PROJECT SUMMARY
Wild-type isocitrate dehydrogenase 1/2 glioblastoma (GBM) is the most common and aggressive form of
malignant primary brain tumor in adults with a median age of onset at 68-70 years old. IDHwt GBM patients
represent >70% of all GBM patient diagnoses, and among those individuals, older adults ≥65 years of age have
a significantly decreased median overall survival (mOS) as compared to younger IDHwt GBM patients after
treatment with standard of care radiation (RT) and temozolomide. We have also studied our ongoing clinical trial
NCT04047706 and determined that newly-diagnosed older adult IDHwt MGMT promoter unmethylated GBM
patients who are treated with RT, nivolumab (PD-1 mAb), and BMS-986205 [IDO enzyme inhibitor (IDOi)] have
a decreased mOS as compared to similarly-treated younger GBM patients (p<0.0007). Strikingly, >33% of the
youngest patients in this trial are still alive at 36 months post-treatment initiation. The poor prognosis of older
adult GBM patients starkly contrasts with individuals who undergo treatment for other forms of aggressive cancer
that arises outside of the brain. For example, former President Jimmy Carter was diagnosed with metastatic
melanoma at 91 years of age and subsequently treated with immunotherapy. Strikingly, President Carter is still
alive today at 98 years old. We hypothesize that major contributing factors to the worse survival outcomes of
older adult GBM patients depend on: (i) how intratumoral gene expression levels do not change with differences
in GBM patient age [Shah et al., 2021, Cell Reports. 37(10):110100], but rather, (ii) how extratumoral levels of
immunosuppression increase in the older adult brain and potently suppress therapeutic efficacy in older adults
with GBM [Ladomersky…Wainwright, 2020, Clinical Cancer Research. 26(19):5232-5245], and (iii) how
extratumoral levels of senescence increase in the older adult brain [Kim…Wainwright, 2021, Neuro-Oncology
Advances. 3(1):vdab125]. To understand the effects of advanced age-mediated changes in the extratumoral
older adult brain, that in-turn, promotes the maladaptive response to GBM and/or GBM treatments, we will: (i)

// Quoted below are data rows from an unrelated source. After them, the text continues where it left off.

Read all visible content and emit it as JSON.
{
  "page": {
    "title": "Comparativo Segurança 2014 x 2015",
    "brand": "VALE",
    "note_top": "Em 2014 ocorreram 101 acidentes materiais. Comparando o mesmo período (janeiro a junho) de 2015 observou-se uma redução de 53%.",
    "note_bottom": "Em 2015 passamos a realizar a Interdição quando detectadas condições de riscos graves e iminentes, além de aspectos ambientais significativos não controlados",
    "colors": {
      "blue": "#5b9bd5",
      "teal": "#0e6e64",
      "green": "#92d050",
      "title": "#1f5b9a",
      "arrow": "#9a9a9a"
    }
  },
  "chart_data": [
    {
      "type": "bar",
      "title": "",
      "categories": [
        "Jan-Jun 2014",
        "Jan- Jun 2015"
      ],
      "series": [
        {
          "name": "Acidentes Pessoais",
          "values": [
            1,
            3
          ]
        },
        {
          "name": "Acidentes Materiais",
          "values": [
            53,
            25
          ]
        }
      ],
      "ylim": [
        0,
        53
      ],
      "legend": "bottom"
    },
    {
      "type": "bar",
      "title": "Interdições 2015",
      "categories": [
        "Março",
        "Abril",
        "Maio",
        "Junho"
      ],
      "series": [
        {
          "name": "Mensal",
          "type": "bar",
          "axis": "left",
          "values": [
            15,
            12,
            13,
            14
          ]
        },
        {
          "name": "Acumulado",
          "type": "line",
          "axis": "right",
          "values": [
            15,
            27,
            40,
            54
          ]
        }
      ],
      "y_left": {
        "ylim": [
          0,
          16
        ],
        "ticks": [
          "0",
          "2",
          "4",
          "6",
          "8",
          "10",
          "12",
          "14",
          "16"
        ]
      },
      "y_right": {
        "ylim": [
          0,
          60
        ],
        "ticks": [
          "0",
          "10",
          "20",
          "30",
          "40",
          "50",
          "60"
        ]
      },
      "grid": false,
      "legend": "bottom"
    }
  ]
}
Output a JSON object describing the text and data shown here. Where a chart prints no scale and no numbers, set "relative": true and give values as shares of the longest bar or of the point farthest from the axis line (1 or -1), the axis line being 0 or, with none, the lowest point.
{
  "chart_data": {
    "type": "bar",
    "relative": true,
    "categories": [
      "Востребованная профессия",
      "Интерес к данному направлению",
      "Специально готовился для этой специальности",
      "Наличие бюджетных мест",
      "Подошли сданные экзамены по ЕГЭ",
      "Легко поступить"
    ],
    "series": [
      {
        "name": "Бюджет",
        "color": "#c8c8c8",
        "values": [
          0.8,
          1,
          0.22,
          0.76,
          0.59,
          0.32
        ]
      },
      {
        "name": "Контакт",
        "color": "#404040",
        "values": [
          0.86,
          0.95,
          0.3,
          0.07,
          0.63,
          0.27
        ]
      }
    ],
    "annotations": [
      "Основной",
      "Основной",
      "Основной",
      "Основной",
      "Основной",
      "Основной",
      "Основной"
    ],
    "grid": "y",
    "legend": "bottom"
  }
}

study extratumoral IDO-mediated immunosuppression of therapeutic efficacy in older adult mice with GBM; (ii)
characterize extratumoral senescence levels and their effects on survival outcomes of older adult mice with
GBM; (iii) quantify aging parameters in the extratumoral human brain from individuals across the lifespan that
did or did not have GBM. This research is highly innovative and significant for its goal to understand aging-
dependent mechanisms that contribute to worse survival outcomes in older adults with IDHwt GBM.